Sensitive topics like aging, elder care and loss of independence can feel uncomfortable to discuss. Watching your parents get older and worrying about their well-being can also feel uncomfortable.
Showing your concern for your parents and suggesting planning strategies could open the door for a beneficial discussion. Starting a conversation at the right time and with the right intent might make all the difference in how your parents receive the information.
Do your research
Inadequate preparation before you mention elder care can backfire miserably. Even if you mean well, not taking the time to understand your parents’ situation might appear as though you only care about yourself and your well-being. Prior to starting a discussion, pay attention to your parents’ circumstances. Some things to consider include the following:
- What assets do they have?
- Have they mentioned wanting or needing extra help?
- Does either parent have a history of familial health problems?
- Have they expressed disinterest in life-saving measures?
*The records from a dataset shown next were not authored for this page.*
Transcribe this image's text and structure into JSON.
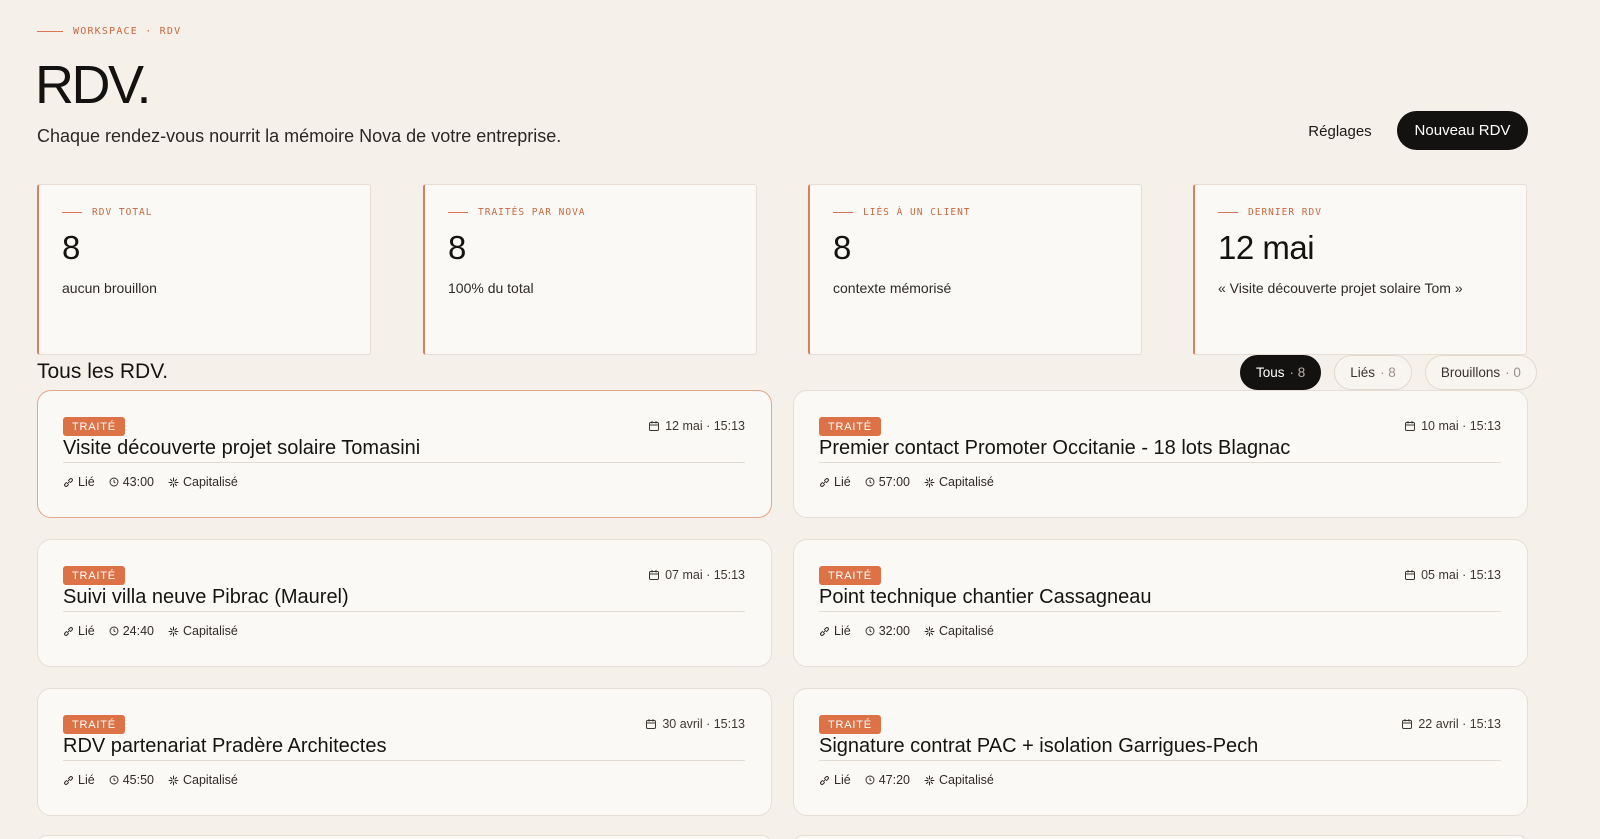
{
  "header": {
    "eyebrow": "WORKSPACE · RDV",
    "title": "RDV.",
    "subtitle": "Chaque rendez-vous nourrit la mémoire Nova de votre entreprise.",
    "settings_label": "Réglages",
    "new_label": "Nouveau RDV"
  },
  "stats": [
    {
      "label": "RDV TOTAL",
      "value": "8",
      "note": "aucun brouillon"
    },
    {
      "label": "TRAITÉS PAR NOVA",
      "value": "8",
      "note": "100% du total"
    },
    {
      "label": "LIÉS À UN CLIENT",
      "value": "8",
      "note": "contexte mémorisé"
    },
    {
      "label": "DERNIER RDV",
      "value": "12 mai",
      "note": "« Visite découverte projet solaire Tom »"
    }
  ],
  "list": {
    "title": "Tous les RDV.",
    "filters": [
      {
        "label": "Tous",
        "count": "· 8",
        "active": true
      },
      {
        "label": "Liés",
        "count": "· 8",
        "active": false
      },
      {
        "label": "Brouillons",
        "count": "· 0",
        "active": false
      }
    ]
  },
  "meetings": [
    {
      "badge": "TRAITÉ",
      "date": "12 mai · 15:13",
      "title": "Visite découverte projet solaire Tomasini",
      "link": "Lié",
      "duration": "43:00",
      "status": "Capitalisé"
    },
    {
      "badge": "TRAITÉ",
      "date": "10 mai · 15:13",
      "title": "Premier contact Promoter Occitanie - 18 lots Blagnac",
      "link": "Lié",
      "duration": "57:00",
      "status": "Capitalisé"
    },
    {
      "badge": "TRAITÉ",
      "date": "07 mai · 15:13",
      "title": "Suivi villa neuve Pibrac (Maurel)",
      "link": "Lié",
      "duration": "24:40",
      "status": "Capitalisé"
    },
    {
      "badge": "TRAITÉ",
      "date": "05 mai · 15:13",
      "title": "Point technique chantier Cassagneau",
      "link": "Lié",
      "duration": "32:00",
      "status": "Capitalisé"
    },
    {
      "badge": "TRAITÉ",
      "date": "30 avril · 15:13",
      "title": "RDV partenariat Pradère Architectes",
      "link": "Lié",
      "duration": "45:50",
      "status": "Capitalisé"
    },
    {
      "badge": "TRAITÉ",
      "date": "22 avril · 15:13",
      "title": "Signature contrat PAC + isolation Garrigues-Pech",
      "link": "Lié",
      "duration": "47:20",
      "status": "Capitalisé"
    }
  ],
  "icons": {
    "calendar": "calendar-icon",
    "link": "link-icon",
    "duration": "clock-icon",
    "status": "sparkle-icon"
  },
  "colors": {
    "accent": "#dd7247",
    "background": "#f5f0ea",
    "dark": "#141210"
  }
}
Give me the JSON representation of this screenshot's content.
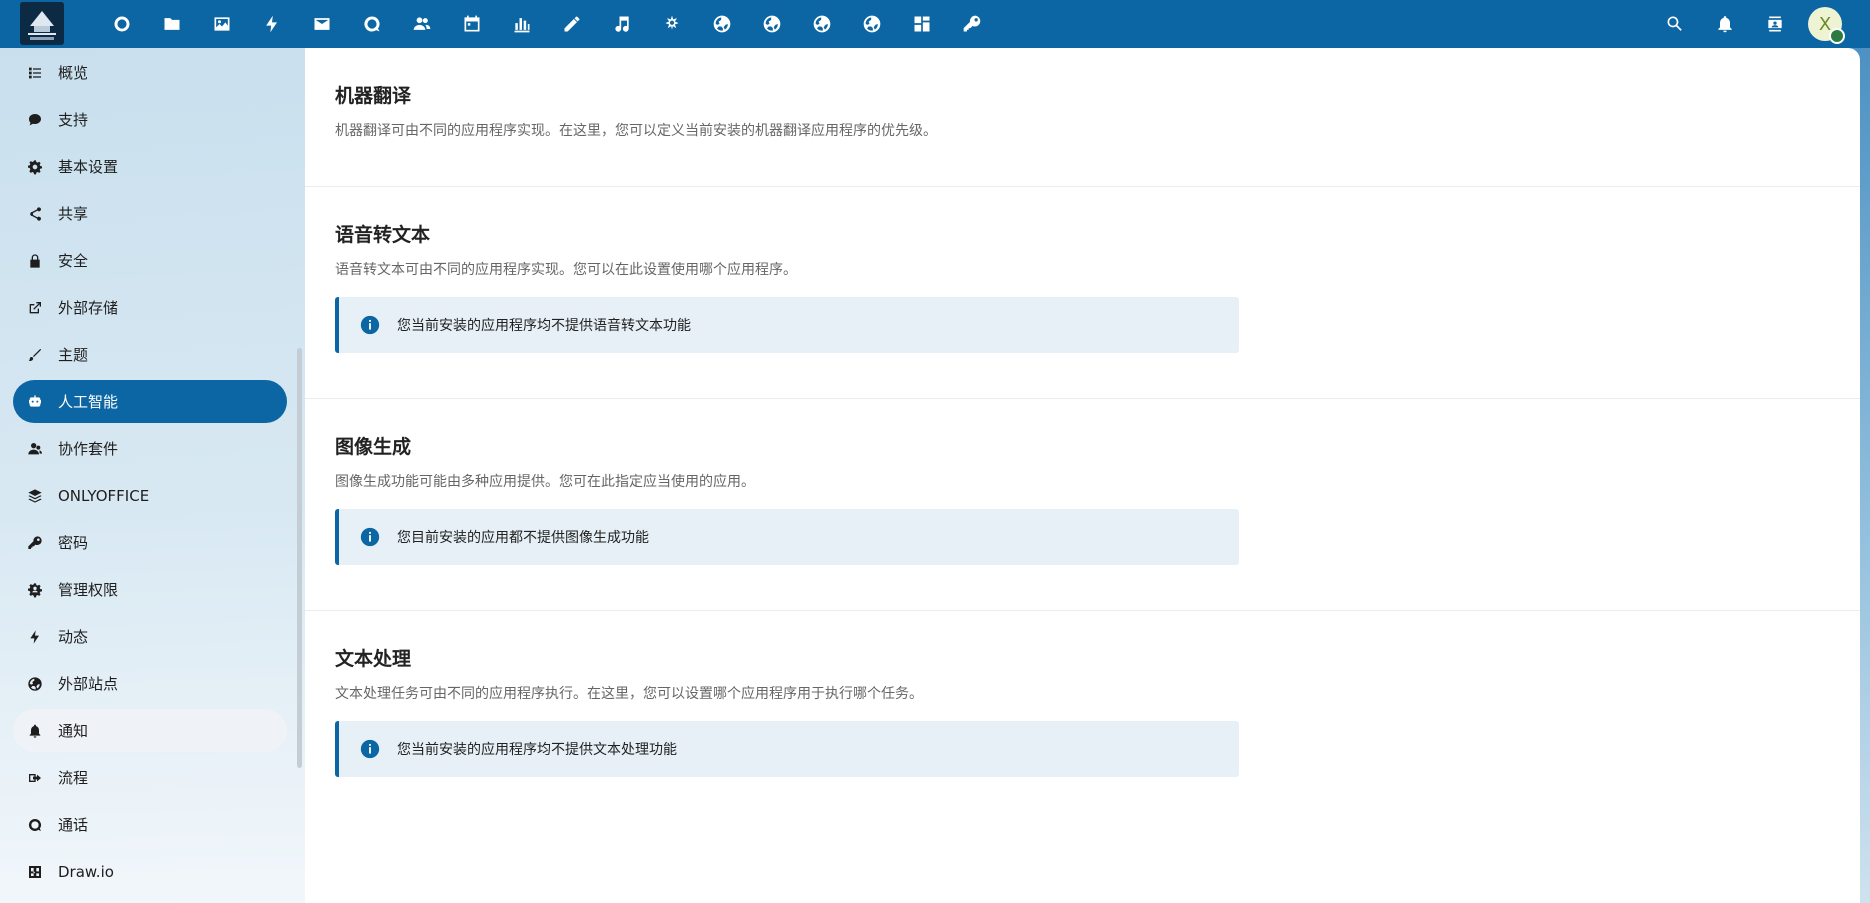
{
  "header": {
    "logo_name": "nextcloud-instance-logo",
    "apps": [
      {
        "icon": "dashboard-icon",
        "label": "Dashboard"
      },
      {
        "icon": "folder-icon",
        "label": "Files"
      },
      {
        "icon": "image-icon",
        "label": "Photos"
      },
      {
        "icon": "lightning-icon",
        "label": "Activity"
      },
      {
        "icon": "mail-icon",
        "label": "Mail"
      },
      {
        "icon": "talk-icon",
        "label": "Talk"
      },
      {
        "icon": "contacts-icon",
        "label": "Contacts"
      },
      {
        "icon": "calendar-icon",
        "label": "Calendar"
      },
      {
        "icon": "chart-icon",
        "label": "Analytics"
      },
      {
        "icon": "pencil-icon",
        "label": "Notes"
      },
      {
        "icon": "music-icon",
        "label": "Music"
      },
      {
        "icon": "star-person-icon",
        "label": "App"
      },
      {
        "icon": "globe-icon",
        "label": "External site 1"
      },
      {
        "icon": "globe-icon",
        "label": "External site 2"
      },
      {
        "icon": "globe-icon",
        "label": "External site 3"
      },
      {
        "icon": "globe-icon",
        "label": "External site 4"
      },
      {
        "icon": "deck-icon",
        "label": "Deck"
      },
      {
        "icon": "key-icon",
        "label": "Passwords"
      }
    ],
    "right_icons": [
      "search-icon",
      "bell-icon",
      "contacts-menu-icon"
    ],
    "avatar_letter": "X"
  },
  "sidebar": {
    "items": [
      {
        "label": "概览",
        "icon": "list-icon"
      },
      {
        "label": "支持",
        "icon": "chat-bubble-icon"
      },
      {
        "label": "基本设置",
        "icon": "gear-icon"
      },
      {
        "label": "共享",
        "icon": "share-icon"
      },
      {
        "label": "安全",
        "icon": "lock-icon"
      },
      {
        "label": "外部存储",
        "icon": "external-link-icon"
      },
      {
        "label": "主题",
        "icon": "paintbrush-icon"
      },
      {
        "label": "人工智能",
        "icon": "robot-icon",
        "active": true
      },
      {
        "label": "协作套件",
        "icon": "people-icon"
      },
      {
        "label": "ONLYOFFICE",
        "icon": "layers-icon"
      },
      {
        "label": "密码",
        "icon": "key-icon"
      },
      {
        "label": "管理权限",
        "icon": "admin-gear-icon"
      },
      {
        "label": "动态",
        "icon": "lightning-icon"
      },
      {
        "label": "外部站点",
        "icon": "globe-icon"
      },
      {
        "label": "通知",
        "icon": "bell-icon",
        "hover": true
      },
      {
        "label": "流程",
        "icon": "flow-icon"
      },
      {
        "label": "通话",
        "icon": "talk-icon"
      },
      {
        "label": "Draw.io",
        "icon": "drawio-icon"
      }
    ]
  },
  "main": {
    "sections": [
      {
        "title": "机器翻译",
        "description": "机器翻译可由不同的应用程序实现。在这里，您可以定义当前安装的机器翻译应用程序的优先级。",
        "notice": ""
      },
      {
        "title": "语音转文本",
        "description": "语音转文本可由不同的应用程序实现。您可以在此设置使用哪个应用程序。",
        "notice": "您当前安装的应用程序均不提供语音转文本功能"
      },
      {
        "title": "图像生成",
        "description": "图像生成功能可能由多种应用提供。您可在此指定应当使用的应用。",
        "notice": "您目前安装的应用都不提供图像生成功能"
      },
      {
        "title": "文本处理",
        "description": "文本处理任务可由不同的应用程序执行。在这里，您可以设置哪个应用程序用于执行哪个任务。",
        "notice": "您当前安装的应用程序均不提供文本处理功能"
      }
    ]
  },
  "colors": {
    "primary": "#0b66a3",
    "notice_bg": "#e6f0f6",
    "status_online": "#2d7b41"
  }
}
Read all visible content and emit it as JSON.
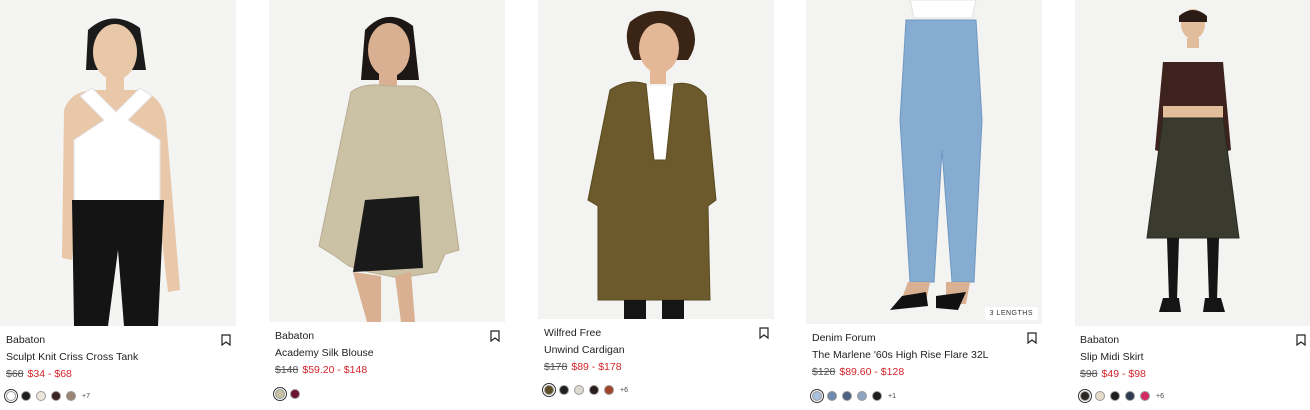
{
  "products": [
    {
      "brand": "Babaton",
      "title": "Sculpt Knit Criss Cross Tank",
      "price_original": "$68",
      "price_sale": "$34 - $68",
      "swatches": [
        "#ffffff",
        "#1e1e1e",
        "#ece6da",
        "#3a2420",
        "#9b8574"
      ],
      "more": "+7",
      "badge": ""
    },
    {
      "brand": "Babaton",
      "title": "Academy Silk Blouse",
      "price_original": "$148",
      "price_sale": "$59.20 - $148",
      "swatches": [
        "#c9bfa5",
        "#6e1530"
      ],
      "more": "",
      "badge": ""
    },
    {
      "brand": "Wilfred Free",
      "title": "Unwind Cardigan",
      "price_original": "$178",
      "price_sale": "$89 - $178",
      "swatches": [
        "#5d4c25",
        "#1f1f1f",
        "#dcd9d1",
        "#2a1d1c",
        "#a1442a"
      ],
      "more": "+6",
      "badge": ""
    },
    {
      "brand": "Denim Forum",
      "title": "The Marlene '60s High Rise Flare 32L",
      "price_original": "$128",
      "price_sale": "$89.60 - $128",
      "swatches": [
        "#a9c1dc",
        "#6f8aae",
        "#4d6283",
        "#8ea4c1",
        "#1d1d1d"
      ],
      "more": "+1",
      "badge": "3 LENGTHS"
    },
    {
      "brand": "Babaton",
      "title": "Slip Midi Skirt",
      "price_original": "$98",
      "price_sale": "$49 - $98",
      "swatches": [
        "#2a2622",
        "#e5dccb",
        "#1d1d1d",
        "#2f3a4e",
        "#d42a62"
      ],
      "more": "+6",
      "badge": ""
    }
  ]
}
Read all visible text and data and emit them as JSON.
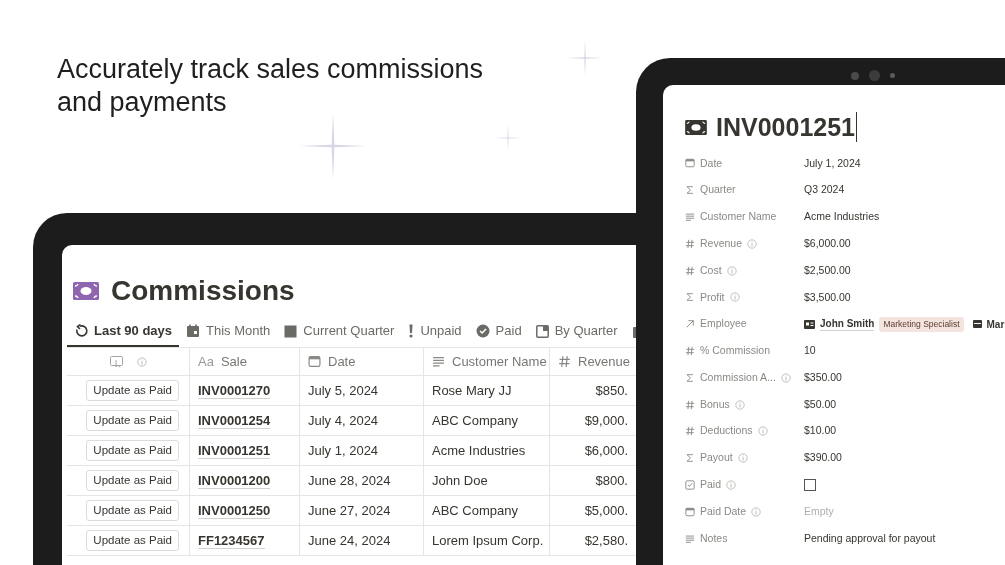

When you begin the discussion, express your concern for both parents’ well-being. Tell them that out of a desire to care for them in the manner they wish, you would like to coordinate a care plan. A gentle, honest and sincere approach could improve the reception of the information you share.
Highlight the benefits
With the progression of generations, your parents will age with scores of other people. In fact, the U.S. Census projects a higher number of deaths between 2020 and 2030 as a majority of baby boomers hit age 65+. You can talk with your parents about the benefits of having an elder care plan in place. Not only will they have peace of mind regarding their care, but they can have control in making decisions about their future.
Telling your parents about the benefits of their choice to plan now may encourage them to start. Your support along the way could continue to incentivize them to keep things updated throughout the years.